Tjerk Bijlsma

Communication between nested loop programs via circular buffers in an embedded multiprocessor system

Multimedia applications, executed by embedded multiprocessor systems, can in some cases be represented as task graphs, with the tasks containing nested loop programs. The nested loop programs communicate via arrays and can be executed on different processors. Typically an array can be communicated via a circular buffer with a capacity smaller than the array. For such buffers, the communicating nested loop programs have to synchronize and a sufficient buffer capacity needs to be computed. In a circular buffer we use a write and a read window to support rereading, out-of-order reading or writing, and skipping of locations. A cyclo static dataflow model is derived from the application and used to compute buffer capacities that guarantee deadlock free execution. Our case-study applies circular buffers in a Digital Audio Broadcasting channel decoder application, where the frequency deinterleaver reads according to a non-affine pseudo-random function. For this application, buffer capacities are calculated that guarantee deadlock free execution.

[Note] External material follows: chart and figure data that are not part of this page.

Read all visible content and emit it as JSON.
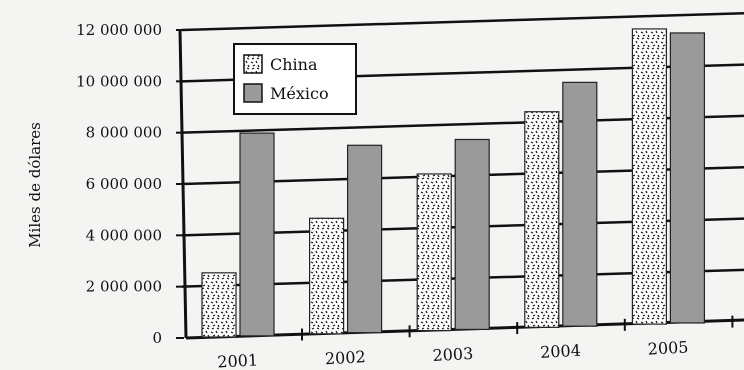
{
  "chart_data": {
    "type": "bar",
    "categories": [
      "2001",
      "2002",
      "2003",
      "2004",
      "2005"
    ],
    "series": [
      {
        "name": "China",
        "values": [
          2500000,
          4500000,
          6100000,
          8400000,
          11500000
        ],
        "color": "#ffffff",
        "pattern": "speckled"
      },
      {
        "name": "México",
        "values": [
          7900000,
          7300000,
          7400000,
          9500000,
          11300000
        ],
        "color": "#9a9a9a"
      }
    ],
    "title": "",
    "xlabel": "",
    "ylabel": "Miles de dólares",
    "ylim": [
      0,
      12000000
    ],
    "yticks": [
      "0",
      "2 000 000",
      "4 000 000",
      "6 000 000",
      "8 000 000",
      "10 000 000",
      "12 000 000"
    ],
    "grid": true,
    "legend_position": "top-left"
  }
}
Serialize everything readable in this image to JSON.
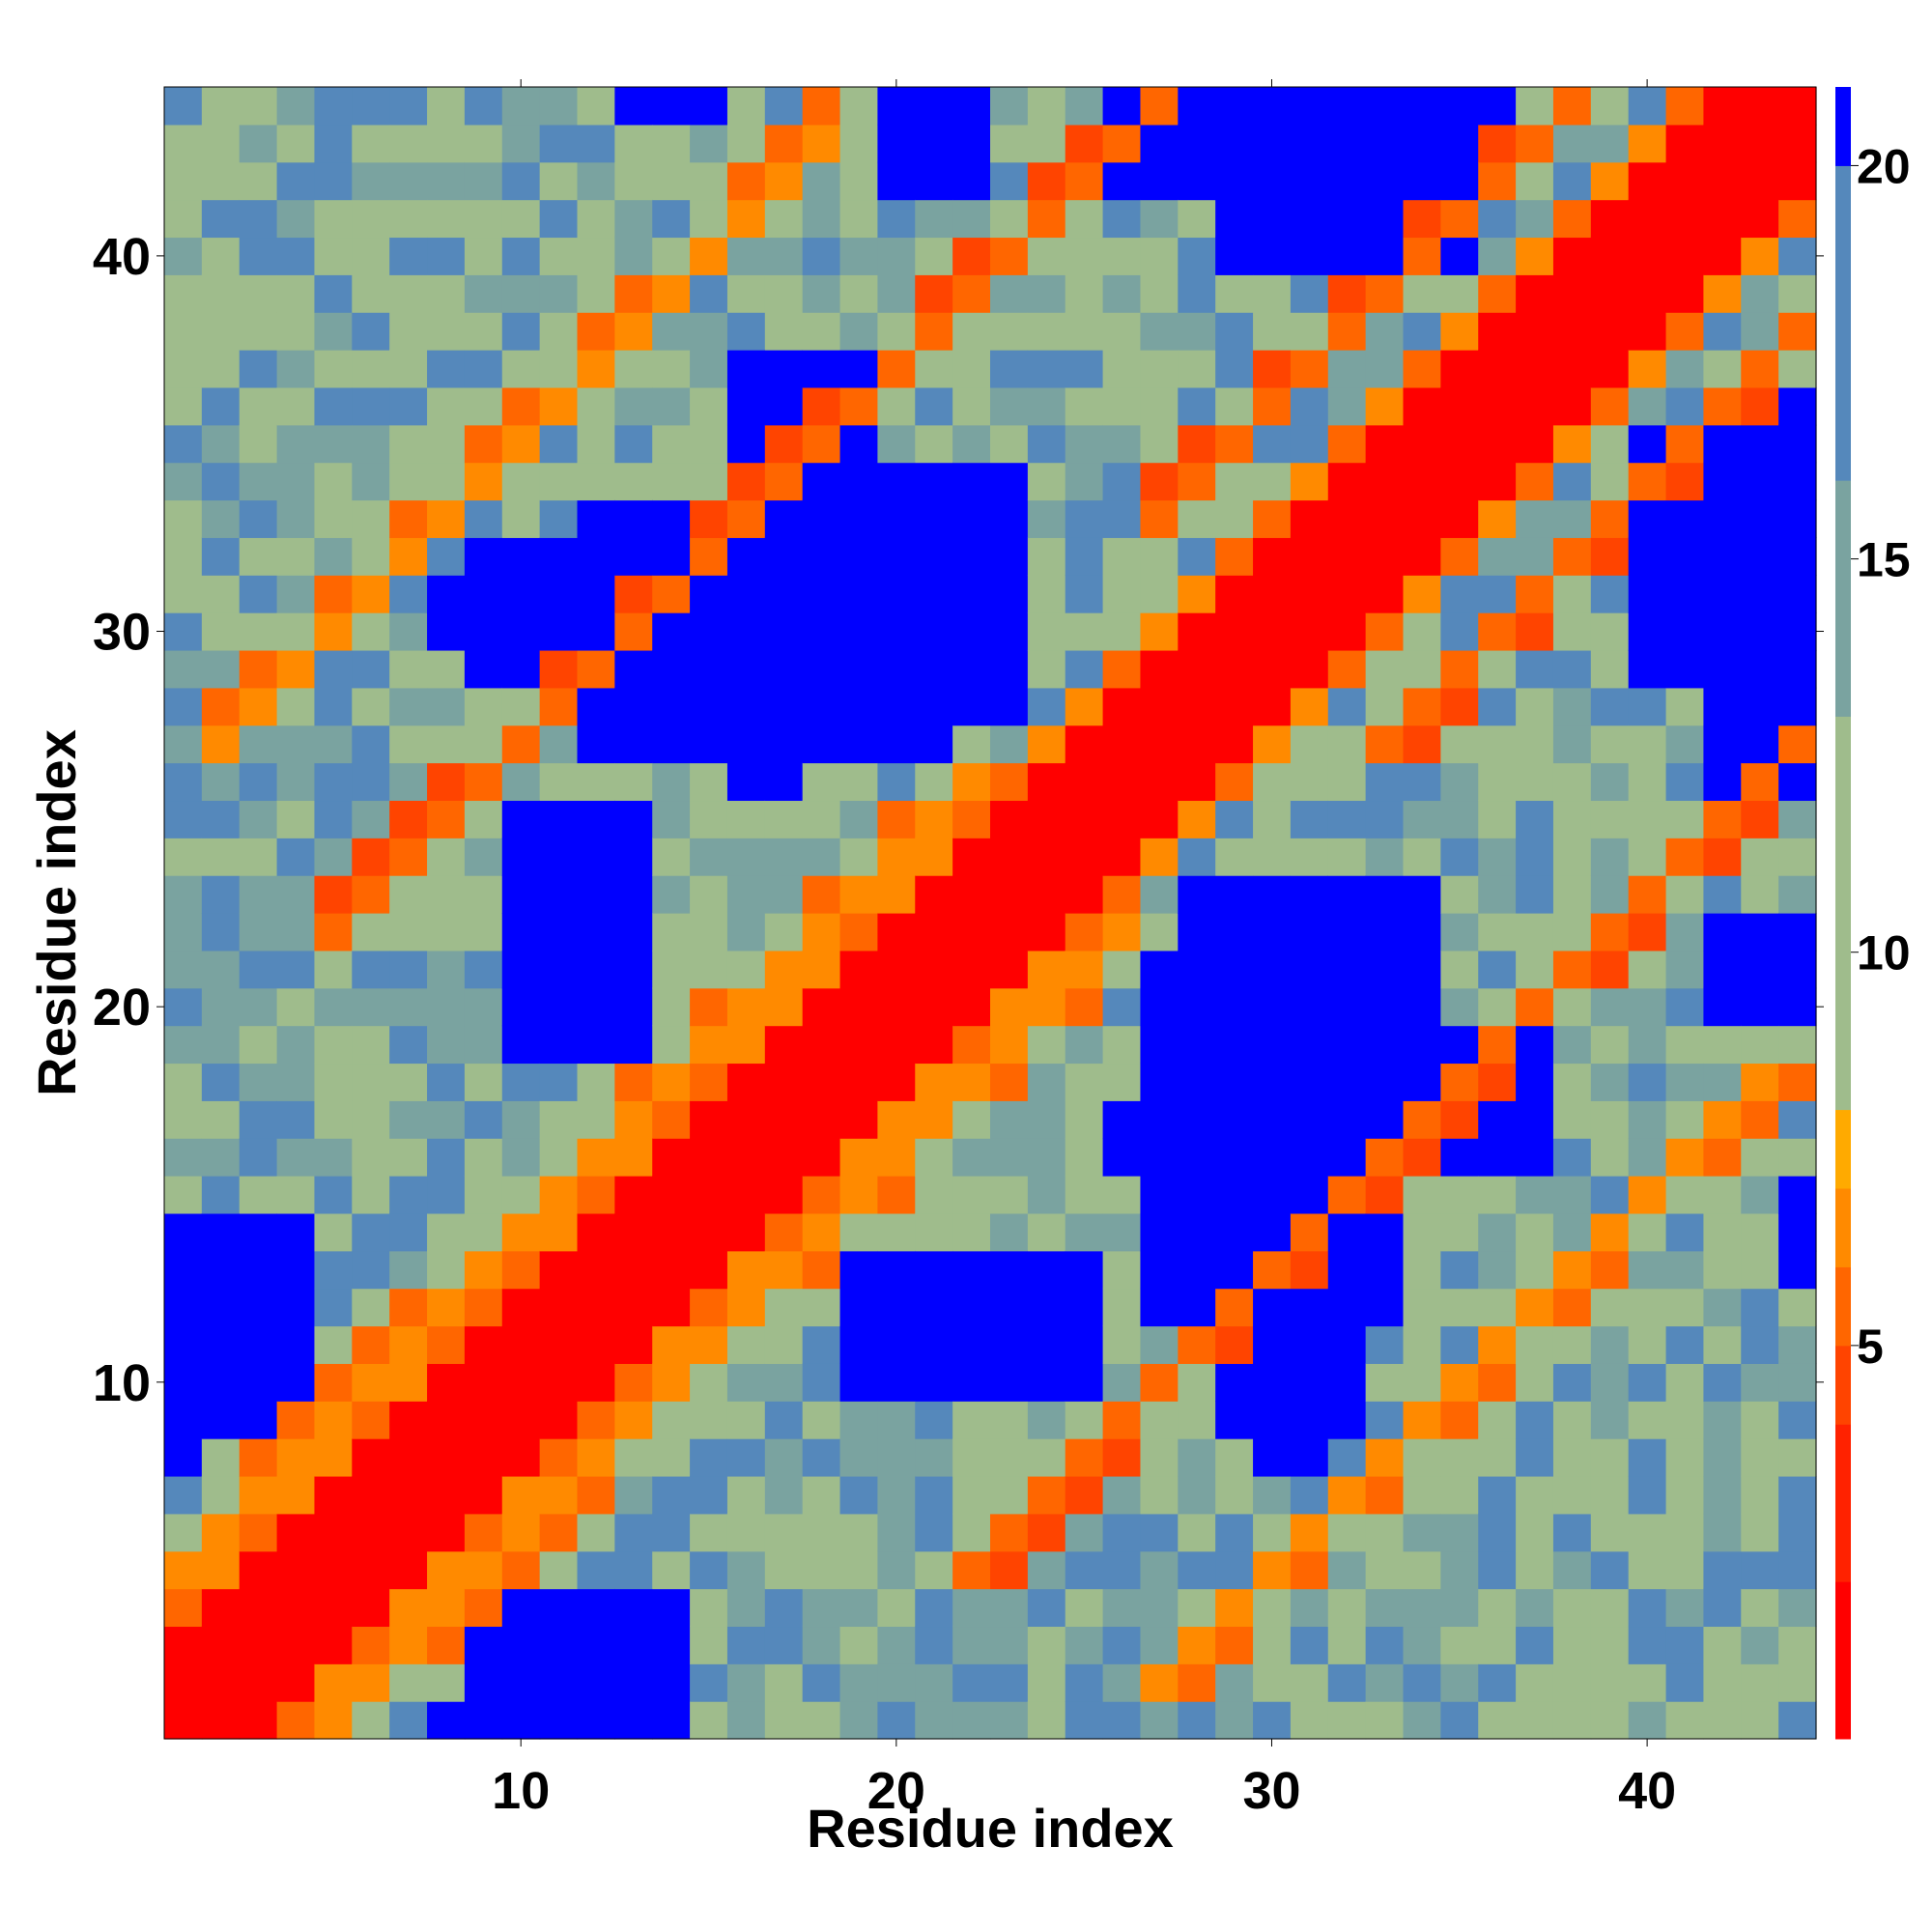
{
  "chart_data": {
    "type": "heatmap",
    "title": "",
    "xlabel": "Residue index",
    "ylabel": "Residue index",
    "x_range": [
      0.5,
      44.5
    ],
    "y_range": [
      0.5,
      44.5
    ],
    "x_ticks": [
      10,
      20,
      30,
      40
    ],
    "y_ticks": [
      10,
      20,
      30,
      40
    ],
    "colorbar": {
      "range": [
        0,
        21
      ],
      "ticks": [
        5,
        10,
        15,
        20
      ],
      "levels": [
        {
          "max": 2,
          "color": "#ff0000"
        },
        {
          "max": 4,
          "color": "#ff2200"
        },
        {
          "max": 5,
          "color": "#ff4400"
        },
        {
          "max": 6,
          "color": "#ff6600"
        },
        {
          "max": 7,
          "color": "#ff8a00"
        },
        {
          "max": 8,
          "color": "#ffaa00"
        },
        {
          "max": 13,
          "color": "#9fbc8c"
        },
        {
          "max": 16,
          "color": "#7aa3a0"
        },
        {
          "max": 20,
          "color": "#5588bb"
        },
        {
          "max": 21,
          "color": "#0000ff"
        }
      ]
    },
    "diagonal_band": {
      "max_offset": 2,
      "value": 1
    },
    "secondary_bands": [
      {
        "offset": 4,
        "x_from": 1,
        "x_to": 22,
        "value": 7
      },
      {
        "offset": 17,
        "x_from": 5,
        "x_to": 27,
        "value": 6
      },
      {
        "offset": 25,
        "x_from": 2,
        "x_to": 18,
        "value": 7
      },
      {
        "offset": 6,
        "x_from": 27,
        "x_to": 38,
        "value": 6
      }
    ],
    "far_regions": [
      {
        "x": [
          8,
          14
        ],
        "y": [
          1,
          1
        ],
        "value": 21
      },
      {
        "x": [
          10,
          13
        ],
        "y": [
          1,
          3
        ],
        "value": 21
      },
      {
        "x": [
          1,
          4
        ],
        "y": [
          9,
          14
        ],
        "value": 21
      },
      {
        "x": [
          19,
          24
        ],
        "y": [
          10,
          13
        ],
        "value": 21
      },
      {
        "x": [
          29,
          32
        ],
        "y": [
          9,
          17
        ],
        "value": 21
      },
      {
        "x": [
          26,
          36
        ],
        "y": [
          16,
          17
        ],
        "value": 21
      },
      {
        "x": [
          28,
          34
        ],
        "y": [
          16,
          23
        ],
        "value": 21
      },
      {
        "x": [
          10,
          13
        ],
        "y": [
          20,
          25
        ],
        "value": 21
      },
      {
        "x": [
          12,
          21
        ],
        "y": [
          27,
          33
        ],
        "value": 21
      },
      {
        "x": [
          8,
          16
        ],
        "y": [
          30,
          31
        ],
        "value": 21
      },
      {
        "x": [
          16,
          19
        ],
        "y": [
          33,
          37
        ],
        "value": 21
      },
      {
        "x": [
          42,
          44
        ],
        "y": [
          26,
          36
        ],
        "value": 21
      },
      {
        "x": [
          40,
          44
        ],
        "y": [
          30,
          35
        ],
        "value": 21
      },
      {
        "x": [
          26,
          36
        ],
        "y": [
          42,
          44
        ],
        "value": 21
      },
      {
        "x": [
          29,
          33
        ],
        "y": [
          40,
          44
        ],
        "value": 21
      },
      {
        "x": [
          13,
          15
        ],
        "y": [
          44,
          44
        ],
        "value": 21
      },
      {
        "x": [
          20,
          22
        ],
        "y": [
          43,
          44
        ],
        "value": 21
      },
      {
        "x": [
          42,
          43
        ],
        "y": [
          20,
          22
        ],
        "value": 21
      }
    ],
    "background_values": [
      9,
      12,
      15,
      18
    ]
  }
}
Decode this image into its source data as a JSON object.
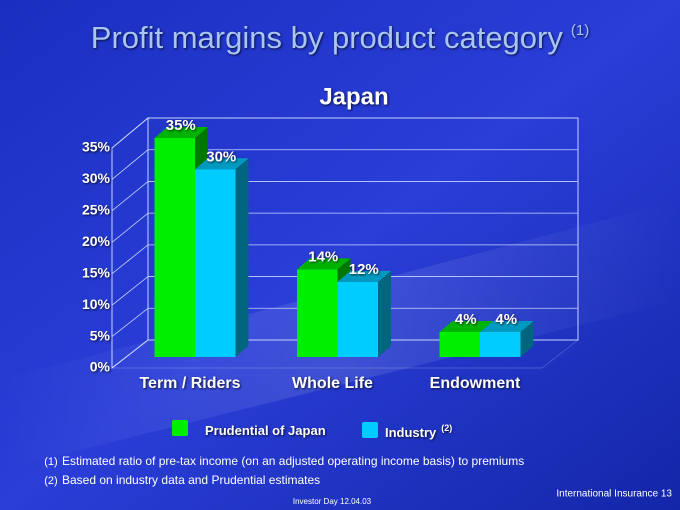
{
  "chart_data": {
    "type": "bar3d",
    "title": "Profit margins by product category",
    "title_note": "(1)",
    "subtitle": "Japan",
    "categories": [
      "Term / Riders",
      "Whole Life",
      "Endowment"
    ],
    "series": [
      {
        "name": "Prudential of Japan",
        "color": "#00ee00",
        "values": [
          35,
          14,
          4
        ],
        "value_labels": [
          "35%",
          "14%",
          "4%"
        ]
      },
      {
        "name": "Industry",
        "note": "(2)",
        "color": "#00ccff",
        "values": [
          30,
          12,
          4
        ],
        "value_labels": [
          "30%",
          "12%",
          "4%"
        ]
      }
    ],
    "ylim": [
      0,
      35
    ],
    "yticks": [
      {
        "value": 0,
        "label": "0%"
      },
      {
        "value": 5,
        "label": "5%"
      },
      {
        "value": 10,
        "label": "10%"
      },
      {
        "value": 15,
        "label": "15%"
      },
      {
        "value": 20,
        "label": "20%"
      },
      {
        "value": 25,
        "label": "25%"
      },
      {
        "value": 30,
        "label": "30%"
      },
      {
        "value": 35,
        "label": "35%"
      }
    ],
    "grid": true
  },
  "footnotes": [
    {
      "marker": "(1)",
      "text": "Estimated ratio of pre-tax income (on an adjusted operating income basis) to premiums"
    },
    {
      "marker": "(2)",
      "text": "Based on industry data and Prudential estimates"
    }
  ],
  "footer": {
    "event": "Investor Day 12.04.03",
    "section": "International Insurance 13"
  }
}
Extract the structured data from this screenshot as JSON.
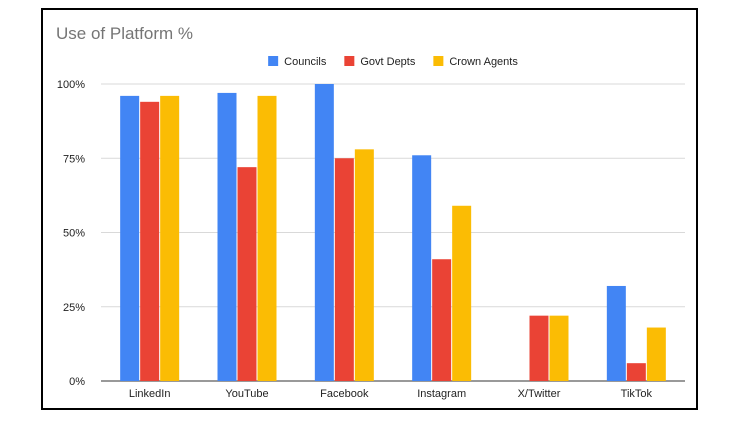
{
  "chart_data": {
    "type": "bar",
    "title": "Use of Platform %",
    "categories": [
      "LinkedIn",
      "YouTube",
      "Facebook",
      "Instagram",
      "X/Twitter",
      "TikTok"
    ],
    "series": [
      {
        "name": "Councils",
        "color": "#4285F4",
        "values": [
          96,
          97,
          100,
          76,
          0,
          32
        ]
      },
      {
        "name": "Govt Depts",
        "color": "#EA4335",
        "values": [
          94,
          72,
          75,
          41,
          22,
          6
        ]
      },
      {
        "name": "Crown Agents",
        "color": "#FBBC04",
        "values": [
          96,
          96,
          78,
          59,
          22,
          18
        ]
      }
    ],
    "ylim": [
      0,
      100
    ],
    "yticks": [
      0,
      25,
      50,
      75,
      100
    ],
    "ytick_labels": [
      "0%",
      "25%",
      "50%",
      "75%",
      "100%"
    ],
    "legend_position": "top-center",
    "grid": true
  }
}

Parallelization of while loops in nested loop programs for shared-memory multiprocessor systems

Many applications contain loops with an undetermined number of iterations. These loops have to be parallelized in order to increase the throughput when executed on an embedded multiprocessor platform. This paper presents a method to automatically extract a parallel task graph based on function level parallelism from a sequential nested loop program with while loops. In the parallelized task graph loop iterations can overlap during execution. We introduce the notion of a single assignment section such that we can exploit single assignment to overlap iterations of the while loop during the execution of the parallel task graph. Synchronization is inserted in the parallelized task graph to ensure the same functional behavior as the sequential nested loop program. It is shown that the generated parallel task graph does not introduce deadlock. A DVB-T radio receiver where the user can switch channels after an undetermined amount of time illustrates the approach.

Automatic parallelization of nested loop programs for non-manifest real-time stream processing applications

This thesis is concerned with the automatic parallelization of real-time stream processing applications, such that they can be executed on embedded multiprocessor systems. Stream processing applications can be found in the video and channel decoding domain. These applications often have temporal requirements and can contain non-manifest conditions and expressions. For non-manifest conditions and expressions the results cannot be evaluated at compile time. Current parallelization approaches have difficulties with the extraction of function parallelism from stream processing applications. Some of these approaches require applications with manifest behavior and affine index-expressions. For these applications, they can derive data dependencies and insert inter-task communication via FIFO buffers. But, these approaches cannot support stream processing applications with non-manifest loops. Furthermore, to the best of our knowledge current approaches can only extract a temporal analysis model from applications with manifest behavior and without cyclic data dependencies. To address the issues mentioned above, we present an automatic parallelization approach to extract function parallelism from sequential descriptions of real-time stream processing applications. We introduce a language to describe stream processing applications. The key property of this language is that all dependencies can be derived at compile time. In our language we support non-manifest loops, if-statements, and index-expressions. We introduce a new buffer type that can always be used to replace the array communication. This buffer supports multiple reading and writing tasks. Because we can always derive the data dependencies and always replace the array communication by communication via a buffer, we can always extract the available function parallelism. Furthermore, our parallelization approach uses an underlying temporal analysis model, in which we capture the inter-task synchronization. With this analysis model, we can compute system settings and perform optimizations. Our parallelization approach is implemented in a multiprocessor compiler. We evaluated our approach, by extracting parallelism from a WLAN channel decoder application and a JPEG decoder application with our multiprocessor compiler.

Inter-task communication via overlapping read and write windows for deadlock-free execution of cyclic task graphs

Multimedia applications process streams of values and can often be represented as task graphs. For performance reasons, these task graphs are executed on multiprocessor systems. Inter-task communication is performed via buffers, where the order in which values are written into a buffer can differ from the order in which they are read. Some existing approaches perform inter-task communication with first-in-first-out buffers and reordering tasks and require applications with affine index expressions. Other approaches communicate containers, in which values can be accessed in any order, such that a reordering task is not required. However, these containers delay the release of locations, which can cause deadlock in cyclic task graphs. In this paper, we introduce circular buffers with overlapping windows for deadlock-free execution of cyclic task graphs that may contain non-affine index expressions. Inside the windows, values can be written or read in an arbitrary order, such that a reordering task is not required. Deadlock is avoided by releasing a written location directly from the write window. The approach is demonstrated for the cyclic task graph of an orthogonal frequency-division multiplexing (OFDM) receiver application, containing non-affine index expressions.